The interesting thing about extraordinary people is they never lack the ability to surprise you. And that is why I love what I do.

Mid-September 2015 - somewhere across the mid Atlantic, and one of the crew swings wildly whilst climbing up to the top of the mast. Time stops on GREAT Britain. The crew calmly respond led by the Skipper, and I start shooting because everyone has their part to play.

After 45 minutes he's brought down safely with a double fracture to his wrist and a huge laceration to his left tricep. I continue to document, and he is well looked after by the crew.

I don't mention this because I feel I did a good job, nor because of the severity of the incident, instead it provides a perfect example of my involvement in the race.

I'm here to document the race on behalf of 1080 Media, and all that comes with it. We produce 7 x 52 minute documentaries broadcast on Fox, Bloomberg and other broadcasters around the world, in addition to providing footage to our news partner, ITN.

In order to do this it requires getting to know all of the twelve floating villages within ‘Clipperville’, and working in such a way which enables people not to be inhibited by my presence. It's not my experience and it's not my race, I'm just here to tell their story.

'People will always be people' so don't be surprised when they don't always go down the route that you want them to. Allow them to breathe, and they will more often than not subscribe to what becomes a shared endeavour, a great conduit for integration.

I love getting the best from people, so in order to get the best I operate a very open policy about what I'm doing. "We are making a TV series about your race, it's as simple as that and should you have any questions come and speak to me". Why over-complicate an already daunting challenge?
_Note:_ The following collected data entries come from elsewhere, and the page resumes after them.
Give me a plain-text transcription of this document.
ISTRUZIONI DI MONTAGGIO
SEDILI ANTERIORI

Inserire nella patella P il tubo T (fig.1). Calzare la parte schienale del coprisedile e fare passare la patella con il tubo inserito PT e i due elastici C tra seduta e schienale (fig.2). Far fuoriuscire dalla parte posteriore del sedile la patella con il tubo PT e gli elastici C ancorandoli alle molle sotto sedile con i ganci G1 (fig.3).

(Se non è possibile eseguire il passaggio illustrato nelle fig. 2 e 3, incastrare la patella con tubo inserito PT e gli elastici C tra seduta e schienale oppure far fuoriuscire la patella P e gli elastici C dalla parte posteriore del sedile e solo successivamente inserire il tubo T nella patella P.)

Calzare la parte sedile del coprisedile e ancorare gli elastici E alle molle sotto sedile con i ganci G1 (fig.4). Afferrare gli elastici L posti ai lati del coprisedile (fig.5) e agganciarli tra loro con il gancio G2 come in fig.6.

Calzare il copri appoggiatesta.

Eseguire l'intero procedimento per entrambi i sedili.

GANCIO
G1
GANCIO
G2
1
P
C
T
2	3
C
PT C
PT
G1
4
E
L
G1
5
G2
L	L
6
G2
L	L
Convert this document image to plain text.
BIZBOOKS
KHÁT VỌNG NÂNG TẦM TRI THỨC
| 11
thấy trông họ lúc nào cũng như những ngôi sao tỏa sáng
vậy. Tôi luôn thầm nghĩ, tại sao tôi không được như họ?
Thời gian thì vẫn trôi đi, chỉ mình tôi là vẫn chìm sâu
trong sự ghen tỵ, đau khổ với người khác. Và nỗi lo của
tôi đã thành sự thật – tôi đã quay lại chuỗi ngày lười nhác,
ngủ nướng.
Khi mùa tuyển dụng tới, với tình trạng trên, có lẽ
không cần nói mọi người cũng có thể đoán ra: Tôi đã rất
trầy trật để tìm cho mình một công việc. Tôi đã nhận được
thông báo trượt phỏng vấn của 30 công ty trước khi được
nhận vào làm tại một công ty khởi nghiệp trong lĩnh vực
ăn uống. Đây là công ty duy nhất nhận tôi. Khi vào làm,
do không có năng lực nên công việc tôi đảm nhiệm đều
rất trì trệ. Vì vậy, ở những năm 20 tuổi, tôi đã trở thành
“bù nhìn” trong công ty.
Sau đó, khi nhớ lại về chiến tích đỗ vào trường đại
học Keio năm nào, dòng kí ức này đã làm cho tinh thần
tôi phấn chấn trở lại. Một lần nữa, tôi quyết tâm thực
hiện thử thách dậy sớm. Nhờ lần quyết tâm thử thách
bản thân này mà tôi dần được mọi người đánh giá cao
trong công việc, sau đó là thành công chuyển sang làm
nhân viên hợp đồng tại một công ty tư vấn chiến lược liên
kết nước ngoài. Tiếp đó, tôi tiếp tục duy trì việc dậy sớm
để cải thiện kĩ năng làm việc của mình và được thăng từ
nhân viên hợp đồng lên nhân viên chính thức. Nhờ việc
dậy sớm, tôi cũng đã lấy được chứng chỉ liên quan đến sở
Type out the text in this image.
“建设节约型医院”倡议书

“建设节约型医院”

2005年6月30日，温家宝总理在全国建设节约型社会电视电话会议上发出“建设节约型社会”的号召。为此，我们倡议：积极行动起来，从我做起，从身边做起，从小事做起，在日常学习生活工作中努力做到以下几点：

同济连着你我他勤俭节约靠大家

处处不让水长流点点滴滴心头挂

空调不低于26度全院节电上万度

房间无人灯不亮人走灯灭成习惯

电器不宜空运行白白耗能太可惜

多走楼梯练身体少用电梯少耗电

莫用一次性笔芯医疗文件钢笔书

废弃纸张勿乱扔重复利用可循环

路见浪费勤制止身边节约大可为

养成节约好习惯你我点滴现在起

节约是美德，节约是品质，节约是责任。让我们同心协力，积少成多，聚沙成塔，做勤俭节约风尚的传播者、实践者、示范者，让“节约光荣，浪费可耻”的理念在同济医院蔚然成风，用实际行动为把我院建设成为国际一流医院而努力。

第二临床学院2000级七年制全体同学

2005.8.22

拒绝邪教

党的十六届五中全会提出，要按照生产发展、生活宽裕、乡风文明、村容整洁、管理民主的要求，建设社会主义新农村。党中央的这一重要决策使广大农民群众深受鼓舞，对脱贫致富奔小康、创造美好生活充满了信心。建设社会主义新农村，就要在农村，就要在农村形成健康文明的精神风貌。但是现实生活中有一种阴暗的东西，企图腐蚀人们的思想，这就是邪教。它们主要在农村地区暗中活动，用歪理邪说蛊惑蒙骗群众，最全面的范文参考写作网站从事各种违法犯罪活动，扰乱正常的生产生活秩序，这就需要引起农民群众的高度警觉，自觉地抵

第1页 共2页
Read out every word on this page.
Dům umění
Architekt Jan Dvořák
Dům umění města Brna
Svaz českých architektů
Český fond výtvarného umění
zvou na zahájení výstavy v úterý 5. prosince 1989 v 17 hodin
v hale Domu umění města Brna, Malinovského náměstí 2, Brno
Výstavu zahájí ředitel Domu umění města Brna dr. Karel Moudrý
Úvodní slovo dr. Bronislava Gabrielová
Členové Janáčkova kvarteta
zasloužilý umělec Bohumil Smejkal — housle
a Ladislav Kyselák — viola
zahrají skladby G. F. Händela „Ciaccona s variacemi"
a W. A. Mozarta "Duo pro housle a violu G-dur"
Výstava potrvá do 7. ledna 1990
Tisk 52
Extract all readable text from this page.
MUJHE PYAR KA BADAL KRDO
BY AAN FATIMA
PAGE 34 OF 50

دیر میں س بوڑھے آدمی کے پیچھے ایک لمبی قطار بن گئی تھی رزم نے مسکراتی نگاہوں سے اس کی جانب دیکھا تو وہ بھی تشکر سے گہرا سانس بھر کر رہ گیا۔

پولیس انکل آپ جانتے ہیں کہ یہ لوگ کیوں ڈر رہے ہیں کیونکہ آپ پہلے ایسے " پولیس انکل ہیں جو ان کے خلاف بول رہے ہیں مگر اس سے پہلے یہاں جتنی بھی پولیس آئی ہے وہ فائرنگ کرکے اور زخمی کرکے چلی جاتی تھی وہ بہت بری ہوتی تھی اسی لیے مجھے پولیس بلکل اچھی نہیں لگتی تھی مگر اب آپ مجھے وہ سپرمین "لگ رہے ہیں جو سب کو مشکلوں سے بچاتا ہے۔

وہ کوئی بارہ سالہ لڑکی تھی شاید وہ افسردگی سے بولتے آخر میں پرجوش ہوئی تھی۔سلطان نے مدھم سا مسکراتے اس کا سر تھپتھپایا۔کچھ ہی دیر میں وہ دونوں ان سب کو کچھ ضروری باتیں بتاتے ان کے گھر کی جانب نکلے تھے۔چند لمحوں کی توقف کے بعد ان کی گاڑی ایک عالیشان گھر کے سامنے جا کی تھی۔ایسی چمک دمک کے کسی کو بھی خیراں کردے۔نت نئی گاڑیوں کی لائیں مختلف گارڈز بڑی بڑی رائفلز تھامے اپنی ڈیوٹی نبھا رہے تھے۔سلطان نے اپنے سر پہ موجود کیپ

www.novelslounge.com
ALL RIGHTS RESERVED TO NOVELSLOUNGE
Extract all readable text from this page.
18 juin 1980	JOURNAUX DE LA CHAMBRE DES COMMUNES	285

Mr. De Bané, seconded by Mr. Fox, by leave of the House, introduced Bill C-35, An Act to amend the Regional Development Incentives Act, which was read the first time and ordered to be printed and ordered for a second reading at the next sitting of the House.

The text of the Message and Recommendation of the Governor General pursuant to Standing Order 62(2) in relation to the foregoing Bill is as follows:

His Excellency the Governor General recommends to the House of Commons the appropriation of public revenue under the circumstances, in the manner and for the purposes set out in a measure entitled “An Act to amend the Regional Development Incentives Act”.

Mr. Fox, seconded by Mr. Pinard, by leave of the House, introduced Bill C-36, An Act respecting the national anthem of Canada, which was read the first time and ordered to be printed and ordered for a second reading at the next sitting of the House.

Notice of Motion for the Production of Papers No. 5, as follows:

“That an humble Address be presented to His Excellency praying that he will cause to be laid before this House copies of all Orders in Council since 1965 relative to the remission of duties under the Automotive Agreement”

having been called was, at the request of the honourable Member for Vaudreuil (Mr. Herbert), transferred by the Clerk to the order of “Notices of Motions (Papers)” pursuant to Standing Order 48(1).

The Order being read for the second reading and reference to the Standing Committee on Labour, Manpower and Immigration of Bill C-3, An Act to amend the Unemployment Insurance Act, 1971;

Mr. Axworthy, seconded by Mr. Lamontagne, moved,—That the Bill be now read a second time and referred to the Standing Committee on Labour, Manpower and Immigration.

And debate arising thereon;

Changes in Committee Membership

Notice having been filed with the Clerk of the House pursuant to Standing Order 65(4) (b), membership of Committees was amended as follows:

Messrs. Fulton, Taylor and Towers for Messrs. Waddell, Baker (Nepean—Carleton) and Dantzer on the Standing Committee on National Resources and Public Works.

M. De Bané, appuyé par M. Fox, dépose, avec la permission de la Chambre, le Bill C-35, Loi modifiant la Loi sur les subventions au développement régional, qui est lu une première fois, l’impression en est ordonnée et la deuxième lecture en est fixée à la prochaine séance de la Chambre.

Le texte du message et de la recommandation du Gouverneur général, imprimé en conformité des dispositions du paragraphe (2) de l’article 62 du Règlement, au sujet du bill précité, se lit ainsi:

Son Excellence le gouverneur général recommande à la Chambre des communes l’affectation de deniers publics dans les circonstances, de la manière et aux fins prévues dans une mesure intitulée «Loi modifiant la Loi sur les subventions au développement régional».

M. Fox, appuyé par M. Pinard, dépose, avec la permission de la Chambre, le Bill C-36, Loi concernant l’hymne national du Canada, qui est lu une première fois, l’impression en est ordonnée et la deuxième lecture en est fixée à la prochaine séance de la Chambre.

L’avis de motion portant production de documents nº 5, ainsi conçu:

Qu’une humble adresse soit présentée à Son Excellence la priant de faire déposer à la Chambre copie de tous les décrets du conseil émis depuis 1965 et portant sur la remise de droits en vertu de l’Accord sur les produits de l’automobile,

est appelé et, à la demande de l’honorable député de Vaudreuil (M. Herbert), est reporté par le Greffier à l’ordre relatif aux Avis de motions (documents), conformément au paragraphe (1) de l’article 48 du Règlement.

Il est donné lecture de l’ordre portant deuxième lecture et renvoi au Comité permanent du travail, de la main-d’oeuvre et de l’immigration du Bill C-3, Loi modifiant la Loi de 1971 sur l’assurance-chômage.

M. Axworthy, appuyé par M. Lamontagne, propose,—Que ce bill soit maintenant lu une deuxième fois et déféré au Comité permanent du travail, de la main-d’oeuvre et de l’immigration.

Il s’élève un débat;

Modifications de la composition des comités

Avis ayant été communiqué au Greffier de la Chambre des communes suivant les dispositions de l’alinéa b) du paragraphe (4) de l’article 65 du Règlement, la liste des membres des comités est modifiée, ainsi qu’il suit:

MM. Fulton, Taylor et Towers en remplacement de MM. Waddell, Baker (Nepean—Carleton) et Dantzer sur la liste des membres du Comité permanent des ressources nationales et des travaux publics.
Filming itself can be tricky, balancing a camera in one hand whilst concentrating on the technical aspects of the shot, all very distracting when the studio is lurching side to side and people are fighting for spaces to work. As a self-shooting Producer/Director, this doesn't allow me to have a cameraman with me, so anyone who has completed any on-boat interviews will know, they just have to stare into space as we have no interviewer.

I use my bunk as my office, and every individual race I seem to become more organised and require less kit. Either that or crew are throwing it over the side to lighten the load!

Every boat has a different DNA too. Intensities differ, but ideologies between villages do not sit far apart. I still haven't been on a boat yet which hasn't been unlucky!

We're just over four legs into the Clipper 2015-16 Race and it's clear we have told the stories of some pretty amazing people, who have overcome many hurdles just to make it onto the race. I've met some very special people too, who have embraced the 'cameraman' into the family, which from a personal perspective really makes for an enjoyable experience and is fully appreciated.

One memory from Airlie Beach, which epitomised the whole experience, was when a member of GREAT Britain called me over whilst she was on her iPad calling her boyfriend back in London. "Say hi to Rich" she said. I thought that was lovely because what I do isn't all about getting shots, it's about forming honest relationships around integrity, so we can all create something together which we can look back on and be proud of.

I'd just like to thank all the teams and Skippers from GREAT Britain, IchorCoal, Garmin, Mission Performance and PSP Logistics, whose journeys I have been part of so far, and all those yet to come.

I'd also like to thank everyone that has helped me personally on the race so far too.

Rich Edwards, currently on Da Nang - Viet Nam.

PS: IchorCoal's Darren Ladd is the only Skipper to have physically tickled me so far.